# Normais Climatológicas 1981-2010



## Costa (2 Jul 2011 às 14:31)

Alguém sabe quando vão estar disponíveis?


----------



## N_Fig (2 Jul 2011 às 14:43)

Costa disse:


> Alguém sabe quando vão estar disponíveis?



Não tenho nenhuma prova disso, mas cheira-me que vão demorar ainda alguns anos. É que as 61-90 só foram substituídas pelas 71-00 em Maio de 2008...


----------



## Costa (2 Jul 2011 às 14:49)

Como vários países já publicaram, pensei que as nossas também pudessem estar disponíveis para breve.


----------



## Vince (3 Jul 2011 às 01:11)

A única coisa que encontrei sobre o assunto:



> *PLANO DE ACTIVIDADES 2011*
> ...
> Na área de Clima, destacam-se as actividades programadas para o desenvolvimento de novos produtos
> para utilizadores externos e de novas aplicações que visam a melhoria de processos internos.
> ...


----------



## David sf (3 Jul 2011 às 10:07)

Vince disse:


> A única coisa que encontrei sobre o assunto:



Presumindo que os dados registados estão informatizados, isso não deveria demorar uma ou duas horas a fazer-se?


----------



## Aurélio (3 Jul 2011 às 10:51)

David sf disse:


> Presumindo que os dados registados estão informatizados, isso não deveria demorar uma ou duas horas a fazer-se?

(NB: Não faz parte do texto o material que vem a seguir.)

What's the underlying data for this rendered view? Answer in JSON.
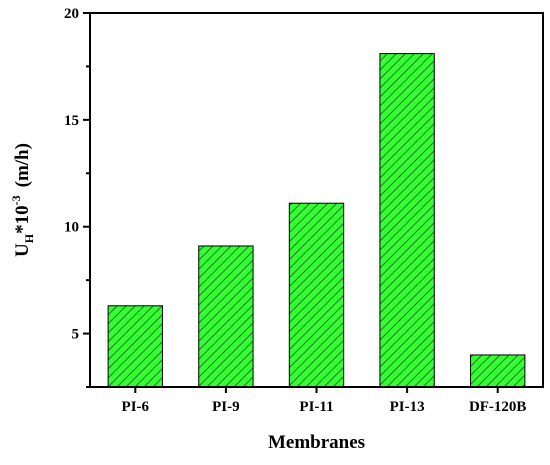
{
  "chart_data": {
    "type": "bar",
    "title": "",
    "xlabel": "Membranes",
    "ylabel": {
      "base": "U",
      "subscript": "H",
      "middle": "*10",
      "superscript": "-3",
      "unit": "(m/h)"
    },
    "categories": [
      "PI-6",
      "PI-9",
      "PI-11",
      "PI-13",
      "DF-120B"
    ],
    "values": [
      6.3,
      9.1,
      11.1,
      18.1,
      4.0
    ],
    "y_ticks": [
      5,
      10,
      15,
      20
    ],
    "ylim": [
      2.5,
      20
    ],
    "grid": false,
    "legend": "none",
    "bar_fill_color": "#33ff33",
    "bar_hatch_color": "#1a7a1a",
    "bar_edge_color": "#000000",
    "bar_hatch_pattern": "diagonal-lines"
  }
}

É capaz de as coisas não serem assim tão lineares com pode parecer ...pois teoricamente parece somente só contas de somar e dividir mas não practica palpita-me que é capaz de haver qualquer coisa mais que deva ser feita.
Como dizes teoricamente pegava-me nos mapas dos registos anuais, somava-se tudo e dividia-se por 30 .... mas não acho que seja tudo tão linear !!

Palpita-me que esta nova normal traga muitas surpresas !!


----------



## Vince (4 Jul 2011 às 23:45)

David sf disse:


> Presumindo que os dados registados estão informatizados, isso não deveria demorar uma ou duas horas a fazer-se?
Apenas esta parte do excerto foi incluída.